Institute of Biomedical and Biomolecular Science (IBBS)

Molecular and genetic medicine

P2 receptors in muscular dystrophy

Our research is focused on Duchenne muscular dystrophy (DMD). We aim to understand the pathogenesis and to help developing an effective treatment.

DMD is the most common and debilitating genetic form of muscular dystrophy and the second most common inherited disorder in man. The disease is caused by the absence of the cytoskeletal protein, dystrophin leading to abnormalities of the dystrophin-associated protein (DAP) complex. Pathological cellular hallmarks of Duchenne muscular dystrophy include, amongst others, abnormal calcium homeostasis.

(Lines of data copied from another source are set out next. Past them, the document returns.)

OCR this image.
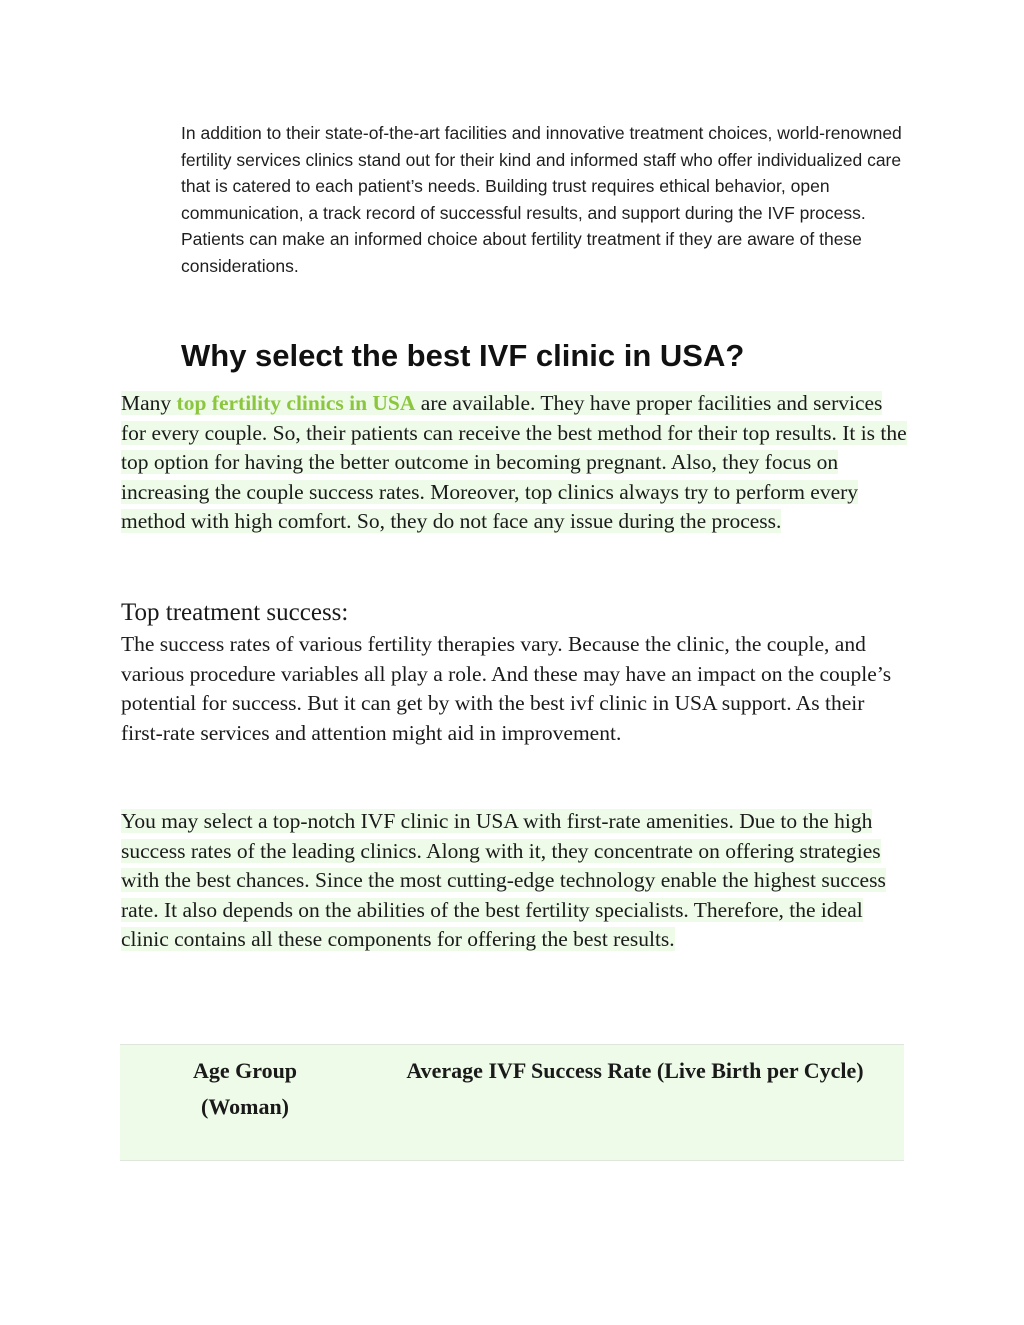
In addition to their state-of-the-art facilities and innovative treatment choices, world-renowned fertility services clinics stand out for their kind and informed staff who offer individualized care that is catered to each patient’s needs. Building trust requires ethical behavior, open communication, a track record of successful results, and support during the IVF process. Patients can make an informed choice about fertility treatment if they are aware of these considerations.

Why select the best IVF clinic in USA?

Many top fertility clinics in USA are available. They have proper facilities and services for every couple. So, their patients can receive the best method for their top results. It is the top option for having the better outcome in becoming pregnant. Also, they focus on increasing the couple success rates. Moreover, top clinics always try to perform every method with high comfort. So, they do not face any issue during the process.

Top treatment success:

The success rates of various fertility therapies vary. Because the clinic, the couple, and various procedure variables all play a role. And these may have an impact on the couple’s potential for success. But it can get by with the best ivf clinic in USA support. As their first-rate services and attention might aid in improvement.

You may select a top-notch IVF clinic in USA with first-rate amenities. Due to the high success rates of the leading clinics. Along with it, they concentrate on offering strategies with the best chances. Since the most cutting-edge technology enable the highest success rate. It also depends on the abilities of the best fertility specialists. Therefore, the ideal clinic contains all these components for offering the best results.

Age Group (Woman)
Average IVF Success Rate (Live Birth per Cycle)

We have found that in dystrophic muscle a purinergic dystrophic phenotype arises; exposure to extracellular ATP triggered strong increase in cytoplasmic Ca2+ concentrations (Yeung et al, 2006). Our results suggest that altered function of P2X receptors may be an important contributor to pathogenic Ca2+ entry in dystrophic mouse muscle and may have implications for the pathogenesis of DMD and other muscular dystrophies (Jiang et al, 2005, Yeung et al, 2004).

Fig. 1

Stimulations by extracellular nucleotides increase cytoplasmic Ca2+ levels in dystrophic (SC5) and control (IMO) myoblasts.  Reproducible traces in stimulations by ATP or ADP (each 1mM) are shown for (A) SC5 and (B) IMO cells in medium containing 2 mM Ca2+ and for both cell lines in calcium-free medium (C). Note the much higher increase in intracellular Ca2+ in SC5 cells.  (D) In dystrophic cells emptying Ca2+ stores abolished the effect of ADP but did not affect the response to ATP (Yeung et al, 2006).